Initiatives récentes dans l’édition scientifique : vers le libre accès ?

20 mars 2008 Thérèse HAMEAU

Lors du Salon du Livre, trois personnes participaient à une table ronde sur l’édition en libre accès  , organisée par l’INIST-CNRS et animée par Capucine Cousin : Frans Lettenstrom (Springer Verlag), Jens Vigen (CERN) et Herbert Grüttemeier (INIST-CNRS).

La position de Springer

Selon Frans Lettenstrom (FL), les éditeurs doivent s’adapter au mouvement du libre accès  , c’est une question de survie. L’accord avec la Max Planck (MP) qui mixe abonnement et libre accès  , illustre cette évolution. Les chercheurs de la MP conservent leur droit d’auteur   s’ils publient en libre accès, comme les autres chercheurs qui optent pour la formule « Open Choice ». Ainsi, Springer essaye un modèle mixte.

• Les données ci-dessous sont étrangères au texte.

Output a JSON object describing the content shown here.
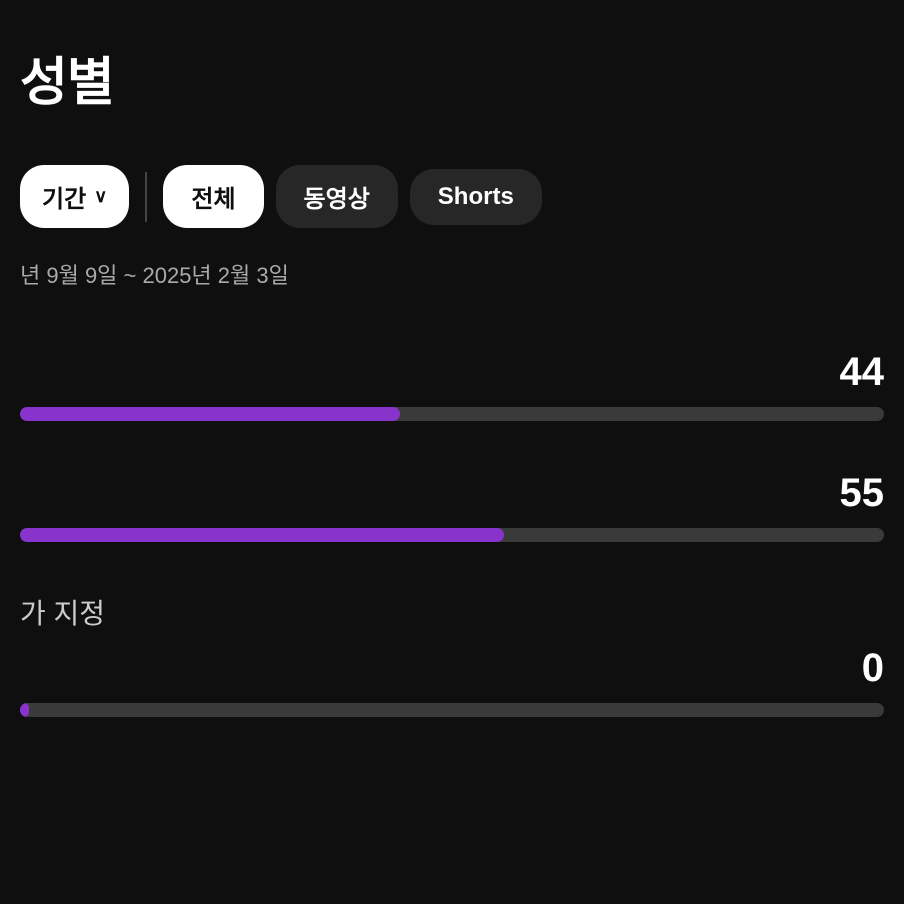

Pour le moment, il y a très peu d’articles « Open Choice » et aucune répercussion sur le coût des abonnements. Mais, ce dernier devrait diminuer.

SCOAP3 et les modèles de financement

SCOAP3 se développe depuis trois ans mais n’est pas encore opérationnel. Beaucoup de discussions ont eu lieu entre les acteurs de la communauté scientifique. Elles ont démarré d’abord entre chercheurs du CERN puis se sont étendues aux agences de recherche puis aux éditeurs. Des colloques ont eu lieu. Un groupe de travail regroupant les trois acteurs a été constitué. Le modèle recherché est d’obtenir un « sponsoring » pour payer les frais de publication  , car, selon Jens Vigen (JV), le modèle hybride   n’est pas adapté aux besoins des physiciens. Certains éditeurs souhaitent tenter l’expérience, les chercheurs sont d’accord, reste à convaincre les bibliothécaires de réorienter l’argent des abonnements. Cela fonctionne bien dans certains pays dont la France. Pour le moment, seulement 30% de l’argent nécessaire au financement de SCOAP3 a été obtenu. La « tournée » aux USA est un succès - la recherche américaine représentent 25% de la recherche en physique.
JV est optimiste quant à la réussite de ce modèle pour la phyqique. Cependant, il ne pense pas que celui-ci soit transposable à d’autres domaines. Une étude doit être réalisée pour répondre à cette interrogation ; une demande de financement auprès de l’Union européenne a été faite dans ce but.
FL pense que ce ce modèle pourrait être étendu pour le financement car chaque chercheur ne peut financer ses publications.
Herbert Grüttemeier (HG) précise qu’il existe de plus en plus de recommandations, notamment par l’Union européenne, pour que le coût des publications fasse partie des coûts de la recherche. Pour lui, le modèle SCOAP3 peut fonctionner dans le domaine de la physique car peu de revues sont concernées. Il pose la question au cas où d’autres centres de recherche passeraient le même type d’accord que la MP : quelle serait la conséquence de l’augmentation du nombre d’articles en libre accès. FL répond que les éditeurs rendent un service de publication pour les chercheurs, pas pour offrir l’accès. Springer propose la gratuité pour certains pays en développement comme l’Afghanistan, même si ce n’est pas une solution durable.

Droit d’auteur

Tous s’accordent pour être pragmatiques en ce qui concerne le droit d’auteur. Pour JV bien que certains éditeurs y soient « allergiques », les chercheurs doivent conserver les droits d’utiliser leur travail, sans demander l’autorisation aux éditeurs, même si ces derniers doivent aussi avoir certains droits.

Position des jeunes chercheurs

Les jeunes chercheurs, selon JV, ne sont pas très intéressés car ils veulent être publiés dans les meilleurs revues, d’où l’idée de SCOAP3 : rendre les revues en physique librement accessibles. Pour FL, les chercheurs veulent publier dans des revues prestigieuses. HG fait remarquer que des revues en libre accès, notamment celles de PLoS, ont un bon facteur d’impact  . De même, la qualité des revues en libre accès est garantie par des comités éditoriaux comme pour les revues classiques. Pour les intervenants, la qualité est indépendante du mode de financement des revues.

Les archives ouvertes

De plus en plus d’éditeurs acceptent le dépôt mais, pour Springer, précise FL un lien doit exister vers la version finale sur le site de l’éditeur. Comme le rappelle JV, les physiciens sont des précurseurs puisque 100% des articles sont accessibles en version preprint. HG se demande qui va continuer à payer les abonnements si une grande majorité de la littérature scientifique est en accès libre, mais il est vrai que la période d’embargo   protège les éditeurs.